Networking: 3:30 - 3:45 pm - Discussion: 3:45 - 5:00 pm
**Please note this week's discussion is in TSRB Room 209
The Atlanta Map Room is a public space for creating interpretive maps of the city, from a combination of contemporary data, historical documents, and personal experiences. These maps are large-scale physical artifacts, collaboratively-made, and meant for exhibition. The Atlanta Map Room builds upon the recent success of the St. Louis Map Room, a project lead by artist Jer Thorp in conjunction with the Center of Creative Arts.

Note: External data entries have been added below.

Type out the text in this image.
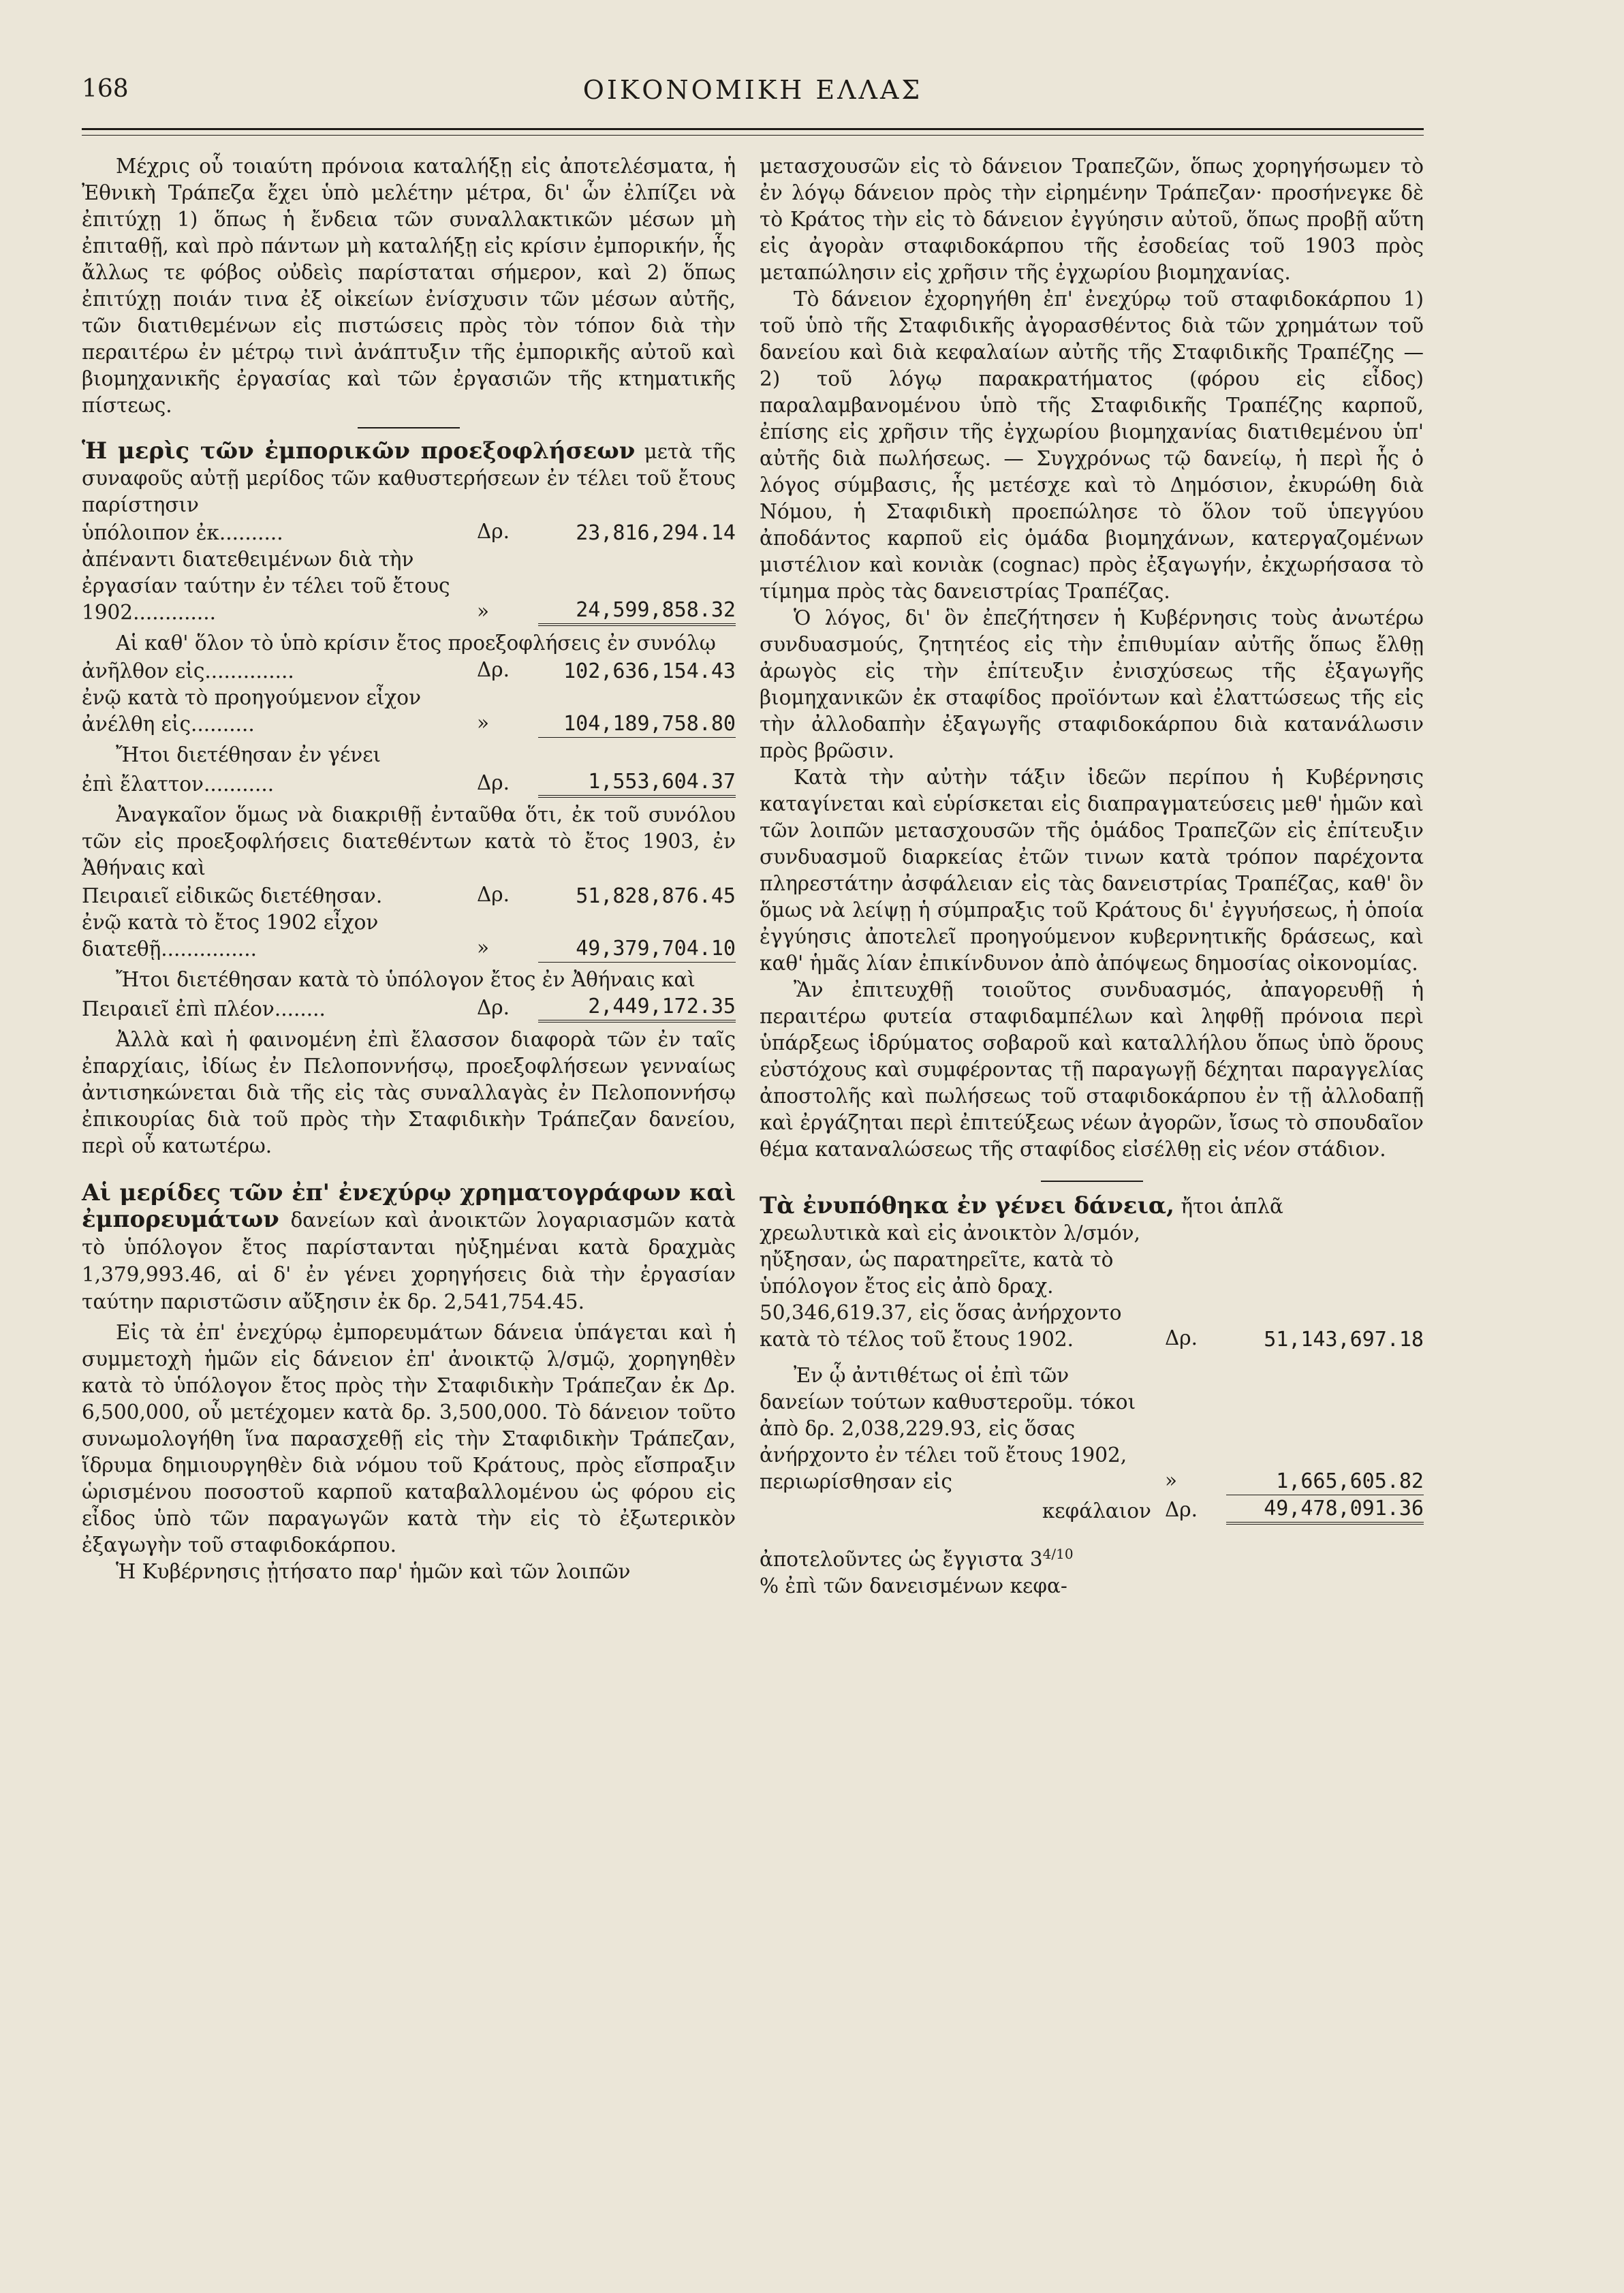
168	ΟΙΚΟΝΟΜΙΚΗ ΕΛΛΑΣ

Μέχρις οὗ τοιαύτη πρόνοια καταλήξῃ εἰς ἀποτελέσματα, ἡ Ἐθνικὴ Τράπεζα ἔχει ὑπὸ μελέτην μέτρα, δι' ὧν ἐλπίζει νὰ ἐπιτύχῃ 1) ὅπως ἡ ἔνδεια τῶν συναλλακτικῶν μέσων μὴ ἐπιταθῇ, καὶ πρὸ πάντων μὴ καταλήξῃ εἰς κρίσιν ἐμπορικήν, ἧς ἄλλως τε φόβος οὐδεὶς παρίσταται σήμερον, καὶ 2) ὅπως ἐπιτύχῃ ποιάν τινα ἐξ οἰκείων ἐνίσχυσιν τῶν μέσων αὐτῆς, τῶν διατιθεμένων εἰς πιστώσεις πρὸς τὸν τόπον διὰ τὴν περαιτέρω ἐν μέτρῳ τινὶ ἀνάπτυξιν τῆς ἐμπορικῆς αὐτοῦ καὶ βιομηχανικῆς ἐργασίας καὶ τῶν ἐργασιῶν τῆς κτηματικῆς πίστεως.

Ἡ μερὶς τῶν ἐμπορικῶν προεξοφλήσεων μετὰ τῆς συναφοῦς αὐτῇ μερίδος τῶν καθυστερήσεων ἐν τέλει τοῦ ἔτους παρίστησιν

ὑπόλοιπον ἐκ..........	Δρ.	23,816,294.14
ἀπέναντι διατεθειμένων διὰ τὴν ἐργασίαν ταύτην ἐν τέλει τοῦ ἔτους 1902.............	»	24,599,858.32

Αἱ καθ' ὅλον τὸ ὑπὸ κρίσιν ἔτος προεξοφλήσεις ἐν συνόλῳ

ἀνῆλθον εἰς..............	Δρ.	102,636,154.43
ἐνῷ κατὰ τὸ προηγούμενον εἶχον ἀνέλθη εἰς..........	»	104,189,758.80

Ἤτοι διετέθησαν ἐν γένει

ἐπὶ ἔλαττον...........	Δρ.	1,553,604.37

Ἀναγκαῖον ὅμως νὰ διακριθῇ ἐνταῦθα ὅτι, ἐκ τοῦ συνόλου τῶν εἰς προεξοφλήσεις διατεθέντων κατὰ τὸ ἔτος 1903, ἐν Ἀθήναις καὶ

Πειραιεῖ εἰδικῶς διετέθησαν.	Δρ.	51,828,876.45
ἐνῷ κατὰ τὸ ἔτος 1902 εἶχον διατεθῇ...............	»	49,379,704.10

Ἤτοι διετέθησαν κατὰ τὸ ὑπόλογον ἔτος ἐν Ἀθήναις καὶ

Πειραιεῖ ἐπὶ πλέον........	Δρ.	2,449,172.35

Ἀλλὰ καὶ ἡ φαινομένη ἐπὶ ἔλασσον διαφορὰ τῶν ἐν ταῖς ἐπαρχίαις, ἰδίως ἐν Πελοποννήσῳ, προεξοφλήσεων γενναίως ἀντισηκώνεται διὰ τῆς εἰς τὰς συναλλαγὰς ἐν Πελοποννήσῳ ἐπικουρίας διὰ τοῦ πρὸς τὴν Σταφιδικὴν Τράπεζαν δανείου, περὶ οὗ κατωτέρω.

Αἱ μερίδες τῶν ἐπ' ἐνεχύρῳ χρηματογράφων καὶ ἐμπορευμάτων δανείων καὶ ἀνοικτῶν λογαριασμῶν κατὰ τὸ ὑπόλογον ἔτος παρίστανται ηὐξημέναι κατὰ δραχμὰς 1,379,993.46, αἱ δ' ἐν γένει χορηγήσεις διὰ τὴν ἐργασίαν ταύτην παριστῶσιν αὔξησιν ἐκ δρ. 2,541,754.45.

Εἰς τὰ ἐπ' ἐνεχύρῳ ἐμπορευμάτων δάνεια ὑπάγεται καὶ ἡ συμμετοχὴ ἡμῶν εἰς δάνειον ἐπ' ἀνοικτῷ λ/σμῷ, χορηγηθὲν κατὰ τὸ ὑπόλογον ἔτος πρὸς τὴν Σταφιδικὴν Τράπεζαν ἐκ Δρ. 6,500,000, οὗ μετέχομεν κατὰ δρ. 3,500,000. Τὸ δάνειον τοῦτο συνωμολογήθη ἵνα παρασχεθῇ εἰς τὴν Σταφιδικὴν Τράπεζαν, ἵδρυμα δημιουργηθὲν διὰ νόμου τοῦ Κράτους, πρὸς εἴσπραξιν ὡρισμένου ποσοστοῦ καρποῦ καταβαλλομένου ὡς φόρου εἰς εἶδος ὑπὸ τῶν παραγωγῶν κατὰ τὴν εἰς τὸ ἐξωτερικὸν ἐξαγωγὴν τοῦ σταφιδοκάρπου.

Ἡ Κυβέρνησις ᾐτήσατο παρ' ἡμῶν καὶ τῶν λοιπῶν

μετασχουσῶν εἰς τὸ δάνειον Τραπεζῶν, ὅπως χορηγήσωμεν τὸ ἐν λόγῳ δάνειον πρὸς τὴν εἰρημένην Τράπεζαν· προσήνεγκε δὲ τὸ Κράτος τὴν εἰς τὸ δάνειον ἐγγύησιν αὐτοῦ, ὅπως προβῇ αὕτη εἰς ἀγορὰν σταφιδοκάρπου τῆς ἐσοδείας τοῦ 1903 πρὸς μεταπώλησιν εἰς χρῆσιν τῆς ἐγχωρίου βιομηχανίας.

Τὸ δάνειον ἐχορηγήθη ἐπ' ἐνεχύρῳ τοῦ σταφιδοκάρπου 1) τοῦ ὑπὸ τῆς Σταφιδικῆς ἀγορασθέντος διὰ τῶν χρημάτων τοῦ δανείου καὶ διὰ κεφαλαίων αὐτῆς τῆς Σταφιδικῆς Τραπέζης — 2) τοῦ λόγῳ παρακρατήματος (φόρου εἰς εἶδος) παραλαμβανομένου ὑπὸ τῆς Σταφιδικῆς Τραπέζης καρποῦ, ἐπίσης εἰς χρῆσιν τῆς ἐγχωρίου βιομηχανίας διατιθεμένου ὑπ' αὐτῆς διὰ πωλήσεως. — Συγχρόνως τῷ δανείῳ, ἡ περὶ ἧς ὁ λόγος σύμβασις, ἧς μετέσχε καὶ τὸ Δημόσιον, ἐκυρώθη διὰ Νόμου, ἡ Σταφιδικὴ προεπώλησε τὸ ὅλον τοῦ ὑπεγγύου ἀποδάντος καρποῦ εἰς ὁμάδα βιομηχάνων, κατεργαζομένων μιστέλιον καὶ κονιὰκ (cognac) πρὸς ἐξαγωγήν, ἐκχωρήσασα τὸ τίμημα πρὸς τὰς δανειστρίας Τραπέζας.

Ὁ λόγος, δι' ὃν ἐπεζήτησεν ἡ Κυβέρνησις τοὺς ἀνωτέρω συνδυασμούς, ζητητέος εἰς τὴν ἐπιθυμίαν αὐτῆς ὅπως ἔλθῃ ἀρωγὸς εἰς τὴν ἐπίτευξιν ἐνισχύσεως τῆς ἐξαγωγῆς βιομηχανικῶν ἐκ σταφίδος προϊόντων καὶ ἐλαττώσεως τῆς εἰς τὴν ἀλλοδαπὴν ἐξαγωγῆς σταφιδοκάρπου διὰ κατανάλωσιν πρὸς βρῶσιν.

Κατὰ τὴν αὐτὴν τάξιν ἰδεῶν περίπου ἡ Κυβέρνησις καταγίνεται καὶ εὑρίσκεται εἰς διαπραγματεύσεις μεθ' ἡμῶν καὶ τῶν λοιπῶν μετασχουσῶν τῆς ὁμάδος Τραπεζῶν εἰς ἐπίτευξιν συνδυασμοῦ διαρκείας ἐτῶν τινων κατὰ τρόπον παρέχοντα πληρεστάτην ἀσφάλειαν εἰς τὰς δανειστρίας Τραπέζας, καθ' ὃν ὅμως νὰ λείψῃ ἡ σύμπραξις τοῦ Κράτους δι' ἐγγυήσεως, ἡ ὁποία ἐγγύησις ἀποτελεῖ προηγούμενον κυβερνητικῆς δράσεως, καὶ καθ' ἡμᾶς λίαν ἐπικίνδυνον ἀπὸ ἀπόψεως δημοσίας οἰκονομίας.

Ἂν ἐπιτευχθῇ τοιοῦτος συνδυασμός, ἀπαγορευθῇ ἡ περαιτέρω φυτεία σταφιδαμπέλων καὶ ληφθῇ πρόνοια περὶ ὑπάρξεως ἱδρύματος σοβαροῦ καὶ καταλλήλου ὅπως ὑπὸ ὅρους εὐστόχους καὶ συμφέροντας τῇ παραγωγῇ δέχηται παραγγελίας ἀποστολῆς καὶ πωλήσεως τοῦ σταφιδοκάρπου ἐν τῇ ἀλλοδαπῇ καὶ ἐργάζηται περὶ ἐπιτεύξεως νέων ἀγορῶν, ἴσως τὸ σπουδαῖον θέμα καταναλώσεως τῆς σταφίδος εἰσέλθῃ εἰς νέον στάδιον.

Τὰ ἐνυπόθηκα ἐν γένει δάνεια, ἤτοι ἁπλᾶ

χρεωλυτικὰ καὶ εἰς ἀνοικτὸν λ/σμόν, ηὔξησαν, ὡς παρατηρεῖτε, κατὰ τὸ ὑπόλογον ἔτος εἰς ἀπὸ δραχ. 50,346,619.37, εἰς ὅσας ἀνήρχοντο κατὰ τὸ τέλος τοῦ ἔτους 1902.	Δρ.	51,143,697.18
Ἐν ᾧ ἀντιθέτως οἱ ἐπὶ τῶν δανείων τούτων καθυστεροῦμ. τόκοι ἀπὸ δρ. 2,038,229.93, εἰς ὅσας ἀνήρχοντο ἐν τέλει τοῦ ἔτους 1902, περιωρίσθησαν εἰς	»	1,665,605.82
κεφάλαιον Δρ.	49,478,091.36

ἀποτελοῦντες ὡς ἔγγιστα $3^{4/10}$
% ἐπὶ τῶν δανεισμένων κεφα-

Our team is collaborating with Thorp to develop a unique iteration of the project in Atlanta, meant to explore invisible tensions in the city, between its rapid development as a commercial hub and its long history as a center for civil rights and culture in the Southeast. The overarching goal of the Atlanta Map Room is to investigate what it means to visualize civic dialog around data. How can the seemingly mundane details of property tax assessments, building permits, and community surveys become the source materials for acts of collaborative creative expression?
Yanni Loukissas is an Assistant Professor of Digital Media in the School of Literature, Media, and Communication at Georgia Tech, where he directs the Local Data Design Lab. His research is focused on helping creative people think critically about the social implications of emerging technologies. His forthcoming book, All Data Are Local: Thinking Critically in a Data-Driven Society (MIT Press, 2019), is addressed to a growing audience of practitioners who want to work with unfamiliar sources both effectively and ethically. He is also the author of Co-Designers: Cultures of Computer Simulation in Architecture (Routledge, 2012) and a contributor to Simulation and its Discontents (MIT Press, 2009). Before coming to Georgia Tech, he was a lecturer at the Harvard Graduate School of Design, where he co-coordinated the Program in Art, Design and the Public Domain. He was also a principal at metaLAB, a research project of the Harvard Berkman Center for Internet and Society. He has taught at Cornell, MIT, and the School of the Museum of Fine Arts. Originally trained as an architect at Cornell, he subsequently attended MIT, where he received a Master of Science and a PhD in Design and Computation. He also completed postdoctoral work at the MIT Program in Science, Technology and Society.